Trotzdem gehören liegen gelassene Hundehaufen zu den Dingen, mit denen Hundehalter zuverlässig den Ärger anderer auf sich ziehen.

Und manchmal bleibt es nicht beim bösen Blick: Wer Hundekot nicht entfernt, muss je nach Ort mit einem Bußgeld rechnen. Auf einem fremden Grundstück können zusätzlich Ansprüche des Eigentümers entstehen.

Der Hund kann nichts dafür

Hunde interessieren Grundstücksgrenzen wenig.

Ob Gehweg, Grünstreifen oder Vorgarten: Wenn es drückt, wird sich gelöst.

Genau hier beginnt unsere Verantwortung.

Wir entscheiden, wo unser Hund laufen darf. Und wir sind diejenigen, die anschließend den Beutel in die Hand nehmen.

Das hat weniger mit Gehorsam gegenüber irgendwelchen Vorschriften zu tun als mit Rücksicht. Niemand möchte morgens vor seiner Haustür in den Hundehaufen eines fremden Hundes treten.

Was wir bei anderen Hundehaltern selbstverständlich erwarten, sollten wir auch selbst tun.

Wann kann ein Hundehaufen teuer werden?

Im öffentlichen Raum bestimmen Städte und Gemeinden, welche Regeln gelten. Deshalb gibt es für liegen gelassenen Hundekot kein einheitliches Bußgeld in ganz Deutschland.

Auf einem fremden Grundstück kommt noch etwas anderes hinzu: Der Eigentümer muss es nicht hinnehmen, wenn ein Hund sein Grundstück regelmäßig betritt oder dort seine Hinterlassenschaften zurücklässt.

Dass daraus tatsächlich ein Rechtsstreit werden kann, zeigt ein Urteil des Landgerichts Berlin aus dem Jahr 2016.

Ein Hundehalter ließ seine Hunde wiederholt auf dem Gelände einer Wohnanlage laufen. Die Eigentümerin verlangte Unterlassung und die Erstattung der Kosten für die Beseitigung des Hundekots.

Das Gericht gab ihr Recht.
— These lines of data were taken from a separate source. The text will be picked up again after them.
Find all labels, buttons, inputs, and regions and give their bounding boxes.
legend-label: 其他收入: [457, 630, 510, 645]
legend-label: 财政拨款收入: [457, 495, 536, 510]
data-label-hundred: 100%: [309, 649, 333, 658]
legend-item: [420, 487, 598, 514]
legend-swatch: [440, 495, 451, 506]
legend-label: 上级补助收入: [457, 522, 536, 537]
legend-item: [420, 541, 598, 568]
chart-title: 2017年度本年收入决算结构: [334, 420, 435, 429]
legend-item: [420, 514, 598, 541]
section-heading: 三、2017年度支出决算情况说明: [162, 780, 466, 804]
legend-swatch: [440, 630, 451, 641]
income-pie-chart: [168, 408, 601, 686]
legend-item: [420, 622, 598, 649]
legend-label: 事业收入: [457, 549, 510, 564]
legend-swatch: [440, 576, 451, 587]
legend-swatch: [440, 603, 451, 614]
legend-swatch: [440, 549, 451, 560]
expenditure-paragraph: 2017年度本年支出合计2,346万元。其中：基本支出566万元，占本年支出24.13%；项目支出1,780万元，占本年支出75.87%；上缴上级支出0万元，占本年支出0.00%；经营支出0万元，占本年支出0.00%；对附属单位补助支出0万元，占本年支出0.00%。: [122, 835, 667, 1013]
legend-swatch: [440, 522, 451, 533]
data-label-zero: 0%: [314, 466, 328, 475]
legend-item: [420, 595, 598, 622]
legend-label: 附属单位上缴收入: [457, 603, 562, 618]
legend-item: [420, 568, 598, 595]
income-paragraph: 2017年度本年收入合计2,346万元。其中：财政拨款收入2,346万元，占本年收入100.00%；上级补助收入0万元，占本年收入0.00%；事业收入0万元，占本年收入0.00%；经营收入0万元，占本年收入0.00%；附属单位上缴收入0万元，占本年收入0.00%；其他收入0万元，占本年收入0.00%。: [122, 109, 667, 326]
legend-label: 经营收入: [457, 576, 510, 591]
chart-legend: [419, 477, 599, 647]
Die Reinigungskosten selbst betrugen nur 22,15 Euro.

Wegen 22,15 Euro vor Gericht?

Genau das zeigt, wie unnötig solche Auseinandersetzungen sind.
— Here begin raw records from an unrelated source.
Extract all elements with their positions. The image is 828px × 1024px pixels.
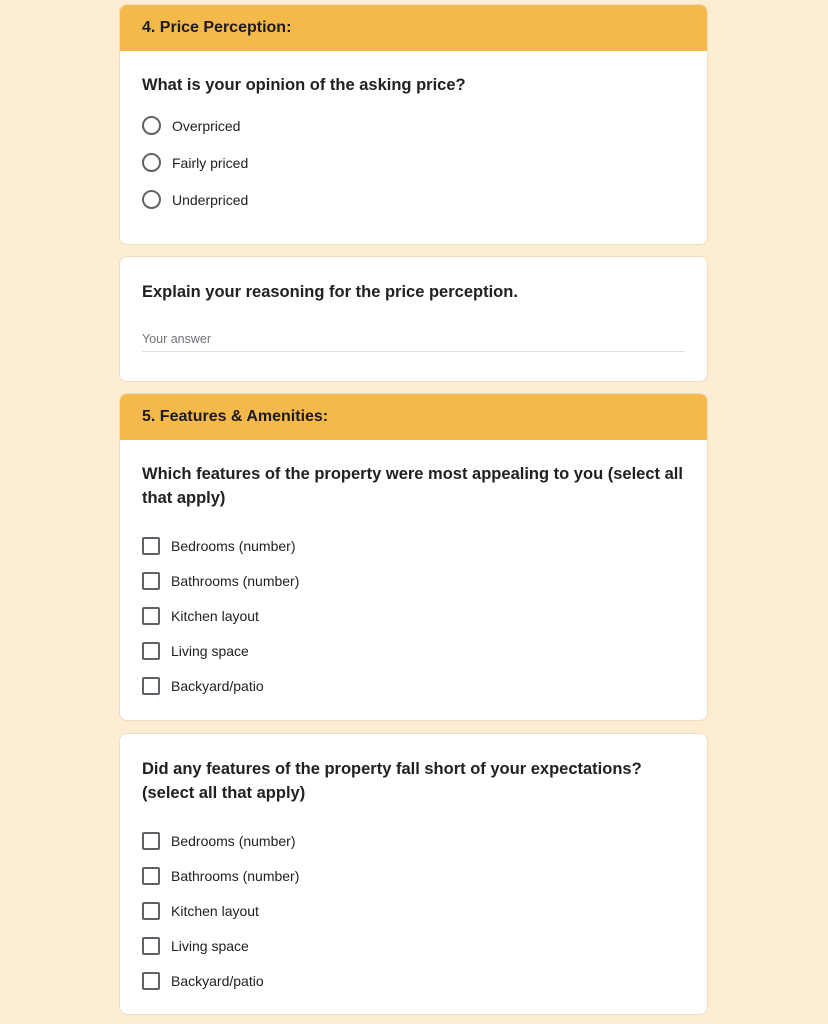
checkbox[interactable] [142,642,160,660]
option-label: Backyard/patio [171,972,264,989]
shortfall-feature-options [142,823,685,998]
checkbox[interactable] [142,537,160,555]
option-label: Underpriced [172,191,249,208]
option-label: Bedrooms (number) [171,537,296,554]
option-label: Bedrooms (number) [171,832,296,849]
radio-option-underpriced[interactable] [142,182,685,217]
checkbox[interactable] [142,937,160,955]
checkbox[interactable] [142,832,160,850]
shortfall-features-card [119,733,708,1015]
question-shortfall-features: Did any features of the property fall short of your expectations? (select all that apply) [142,760,642,802]
radio-button[interactable] [142,153,161,172]
option-label: Bathrooms (number) [171,867,300,884]
question-asking-price: What is your opinion of the asking price? [142,76,466,94]
option-label: Living space [171,937,249,954]
checkbox-option-backyard-patio[interactable] [142,963,685,998]
checkbox-option-living-space[interactable] [142,928,685,963]
checkbox[interactable] [142,677,160,695]
price-options [142,108,685,217]
checkbox-option-kitchen-layout[interactable] [142,598,685,633]
question-reasoning: Explain your reasoning for the price perception. [142,283,518,301]
checkbox[interactable] [142,572,160,590]
checkbox-option-living-space[interactable] [142,633,685,668]
checkbox-option-kitchen-layout[interactable] [142,893,685,928]
checkbox-option-bathrooms[interactable] [142,563,685,598]
checkbox-option-backyard-patio[interactable] [142,668,685,703]
option-label: Overpriced [172,117,241,134]
radio-button[interactable] [142,190,161,209]
checkbox-option-bathrooms[interactable] [142,858,685,893]
question-appealing-features: Which features of the property were most appealing to you (select all that apply) [142,465,683,507]
section-header-price-perception: 4. Price Perception: [120,5,707,51]
checkbox-option-bedrooms[interactable] [142,823,685,858]
checkbox-option-bedrooms[interactable] [142,528,685,563]
radio-option-fairly-priced[interactable] [142,145,685,180]
reasoning-card [119,256,708,382]
radio-button[interactable] [142,116,161,135]
section-header-features-amenities: 5. Features & Amenities: [120,394,707,440]
checkbox[interactable] [142,607,160,625]
price-perception-card [119,4,708,245]
appealing-feature-options [142,528,685,703]
option-label: Bathrooms (number) [171,572,300,589]
option-label: Fairly priced [172,154,249,171]
radio-option-overpriced[interactable] [142,108,685,143]
checkbox[interactable] [142,972,160,990]
checkbox[interactable] [142,902,160,920]
checkbox[interactable] [142,867,160,885]
option-label: Kitchen layout [171,902,259,919]
option-label: Kitchen layout [171,607,259,624]
option-label: Living space [171,642,249,659]
features-amenities-card [119,393,708,721]
reasoning-answer-input[interactable] [142,328,685,352]
option-label: Backyard/patio [171,677,264,694]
Und wenn kein Schild vor dem Vorgarten steht?

Dann ist es immer noch ein fremder Vorgarten.

Ein Schild mit „Hunde verboten“ kann die Sache eindeutiger machen. Verantwortungsvolle Hundehaltung sollte davon aber nicht abhängen.

Wenn mein Hund auf ein fremdes Grundstück läuft, hole ich ihn zurück. Macht er dort sein Geschäft, räume ich es weg.

Mehr muss man daraus eigentlich nicht machen.

Vier Dinge, die beim Gassigehen selbstverständlich sein sollten

  • Mehr als einen Kotbeutel dabeihaben.
  • Hinterlassenschaften dort entfernen, wo andere Menschen unterwegs sind.
  • Fremde Grundstücke und Vorgärten respektieren.
  • Den gefüllten Beutel vernünftig entsorgen – und nicht im nächsten Gebüsch liegen lassen.

Fazit: Hundehaltung ist auch Rücksichtnahme

Wir möchten mit unseren Hunden willkommen sein.

Auf Wegen, in Parks, in Wohngebieten und möglichst auch dort, wo viele Menschen zunächst skeptisch auf Hunde reagieren.

Dann gehört dazu, dass wir unseren Teil leisten.

Ein Hundehaufen ist keine große Sache – solange ihn derjenige wieder mitnimmt, dessen Hund ihn hinterlassen hat.

Verantwortung als Hundehalter zeigt sich oft nicht in den großen Dingen. Sondern in den kleinen Dingen, die man einfach erledigt.

 

Hinweis: Dieser Beitrag dient der allgemeinen Information und ersetzt keine Rechtsberatung. Örtliche Vorschriften und mögliche Bußgelder können unterschiedlich sein. Genanntes Urteil: LG Berlin, Urteil vom 07.12.2016, Az. 35 O 251/16.